A local woman accused of burning the fingers of a boy she was babysitting was found guilty Tuesday of felonious assault after she admitted guilt as part of a negotiated plea agreement.
Thirty-seven-year-old Teresa J. Moore signed a court document admitting that on May 9 she knowingly caused serious physical harm to the 8-year-old boy “by using matches and a lighter to burn multiple fingers of the child.”
Clinton County Common Pleas Judge John W. Rudduck referred Moore’s case for pre-sentence research in which Moore’s background will be examined and information about Moore will be provided to help the judge when he sentences Moore on the second-degree felony conviction.
The Clinton County Adult Parole Authority will conduct the pre-sentence investigation of Moore and provide the judge a report by the sentencing date. The judge encouraged Moore to cooperate in the process.
The maximum prison term in the case is eight years and the maximum fine is $15,000.
As part of the plea agreement, prosecutors consented to recommending to the judge that a second charge, endangering children, which also is a second-degree felony offense, be dismissed.
If Moore is sentenced to prison, a period of supervision by the Adult Parole Authority after release from prison is mandatory.
The sentencing hearing is scheduled for Jan. 21, 2010, at the common pleas courtroom.
Earlier this month, Rudduck ruled on a motion by defense to exclude from evidence statements Moore made during a children services interview days after the incident.
Defense attorney Anthony J. Baker, in late October, filed a motion to suppress, challenging if statements by his client were obtained in violation of her federal and state constitutional rights.
The issue revolved around an interview of Moore conducted at the Clinton County Children Services facility by a children services staffer in which Moore was not given Miranda warnings. In Miranda v. Arizona, the U.S. Supreme Court ruled that certain procedural safeguards must be afforded defendants to protect the privilege against self-incrimination.

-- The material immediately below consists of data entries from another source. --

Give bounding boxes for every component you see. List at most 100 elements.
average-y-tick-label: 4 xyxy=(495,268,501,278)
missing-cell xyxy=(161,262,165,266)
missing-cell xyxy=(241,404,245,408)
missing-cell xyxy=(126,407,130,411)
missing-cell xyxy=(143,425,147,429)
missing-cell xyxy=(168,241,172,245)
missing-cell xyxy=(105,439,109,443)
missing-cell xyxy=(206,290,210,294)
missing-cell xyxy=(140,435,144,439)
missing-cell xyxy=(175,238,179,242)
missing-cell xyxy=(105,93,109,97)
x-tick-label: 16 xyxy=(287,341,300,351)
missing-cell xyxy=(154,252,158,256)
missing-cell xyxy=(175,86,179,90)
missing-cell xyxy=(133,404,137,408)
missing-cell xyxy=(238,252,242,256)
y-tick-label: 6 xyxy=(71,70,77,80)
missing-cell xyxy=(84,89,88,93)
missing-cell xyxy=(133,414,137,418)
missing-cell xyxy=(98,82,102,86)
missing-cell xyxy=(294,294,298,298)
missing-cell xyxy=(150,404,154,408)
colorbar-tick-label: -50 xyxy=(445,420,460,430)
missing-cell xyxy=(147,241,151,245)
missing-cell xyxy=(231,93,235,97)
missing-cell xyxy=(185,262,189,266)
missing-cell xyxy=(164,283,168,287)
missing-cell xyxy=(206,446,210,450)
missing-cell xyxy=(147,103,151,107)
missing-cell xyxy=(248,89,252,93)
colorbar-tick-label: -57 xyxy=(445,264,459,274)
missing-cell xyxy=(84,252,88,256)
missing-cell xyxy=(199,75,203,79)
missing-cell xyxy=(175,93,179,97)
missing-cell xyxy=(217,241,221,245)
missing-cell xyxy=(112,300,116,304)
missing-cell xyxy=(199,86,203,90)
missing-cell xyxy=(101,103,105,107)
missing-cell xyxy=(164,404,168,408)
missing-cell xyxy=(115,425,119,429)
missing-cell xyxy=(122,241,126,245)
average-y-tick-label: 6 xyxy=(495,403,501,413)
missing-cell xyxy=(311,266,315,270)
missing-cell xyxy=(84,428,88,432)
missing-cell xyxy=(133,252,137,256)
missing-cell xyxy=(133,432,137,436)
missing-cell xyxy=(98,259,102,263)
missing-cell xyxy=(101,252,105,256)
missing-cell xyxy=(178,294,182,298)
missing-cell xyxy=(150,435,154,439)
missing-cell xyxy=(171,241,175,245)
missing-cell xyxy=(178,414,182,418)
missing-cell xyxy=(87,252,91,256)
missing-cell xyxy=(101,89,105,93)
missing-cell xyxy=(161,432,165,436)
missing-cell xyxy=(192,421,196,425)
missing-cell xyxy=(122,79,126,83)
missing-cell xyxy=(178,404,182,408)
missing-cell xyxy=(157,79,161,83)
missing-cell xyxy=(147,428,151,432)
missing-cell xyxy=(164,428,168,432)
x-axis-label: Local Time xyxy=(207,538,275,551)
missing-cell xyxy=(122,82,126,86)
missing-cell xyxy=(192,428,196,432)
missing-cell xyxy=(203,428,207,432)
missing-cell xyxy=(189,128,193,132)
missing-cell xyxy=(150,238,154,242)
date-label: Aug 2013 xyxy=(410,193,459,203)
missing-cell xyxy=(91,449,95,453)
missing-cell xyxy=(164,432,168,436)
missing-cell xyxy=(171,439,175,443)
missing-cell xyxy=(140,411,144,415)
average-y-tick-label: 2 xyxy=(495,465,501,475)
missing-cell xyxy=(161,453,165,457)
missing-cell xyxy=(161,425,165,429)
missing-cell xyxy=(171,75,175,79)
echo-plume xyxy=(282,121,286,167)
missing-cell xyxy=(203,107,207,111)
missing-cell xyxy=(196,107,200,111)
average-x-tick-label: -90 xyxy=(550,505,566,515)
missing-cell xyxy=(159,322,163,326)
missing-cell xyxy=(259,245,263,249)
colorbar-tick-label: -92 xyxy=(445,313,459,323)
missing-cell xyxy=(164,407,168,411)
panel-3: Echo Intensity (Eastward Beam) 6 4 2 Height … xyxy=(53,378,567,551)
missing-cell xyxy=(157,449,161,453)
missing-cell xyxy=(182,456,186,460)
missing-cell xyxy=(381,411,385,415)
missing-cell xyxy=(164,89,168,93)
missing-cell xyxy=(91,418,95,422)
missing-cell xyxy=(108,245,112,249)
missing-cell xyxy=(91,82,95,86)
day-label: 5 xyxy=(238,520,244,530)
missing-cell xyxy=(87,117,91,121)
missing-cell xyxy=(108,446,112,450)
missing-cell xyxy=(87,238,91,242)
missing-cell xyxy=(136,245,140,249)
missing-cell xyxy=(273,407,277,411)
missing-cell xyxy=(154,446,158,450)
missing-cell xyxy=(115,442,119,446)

In Rudduck’s Dec. 8 decision on the motion to suppress, he wrote, “Central to any constitutional analysis of this sort is determining whether the defendant was in custody and subject to a custodial interrogation at the time alleged incriminating statements were provided. No reasonable person could conclude defendant was in custody on May 15, 2009, when she voluntarily appeared before [children services] investigator [Jodi] Brisbine and voluntarily consented to answer her questions.”
Rudduck concluded that Moore’s statements were not obtained by violating her constitutional rights and denied the motion to suppress the statements.
The children services interview wasn’t the first time Moore’s willingness to talk about the incident came into play in this case. The crime was reported by Patricia Waelti (pronounced “well-tee”), a Wilmington woman who on May 14 offered to help a woman she didn’t know with a broken-down car in the Kroger parking lot. After some conversation, the stranded woman reportedly confided in Waelti that she had burnt a boy’s fingers as a punishment for smoking cigarettes.
In a News Journal interview last May, Waelti said the woman, later identified as Moore, showed her the boy’s fingers. To describe their color in her interview, Waelti pointed to a bright Christmas-red sweatshirt. The blisters on the boy’s fingertips “looked like they had been popped and clipped,” said Waelti.
The child victim’s mother, 37-year-old Michelle M. Worthington of Wilmington, previously was sentenced in the incident to four years in prison for permitting child abuse. Her boyfriend, 39-year-old William L. Ballard of Wilmington, was sentenced in the incident to one year in prison for permitting child abuse.
Worthington and Ballard reportedly witnessed the finger-burning, according to Clinton County Prosecutor Rick Moyer.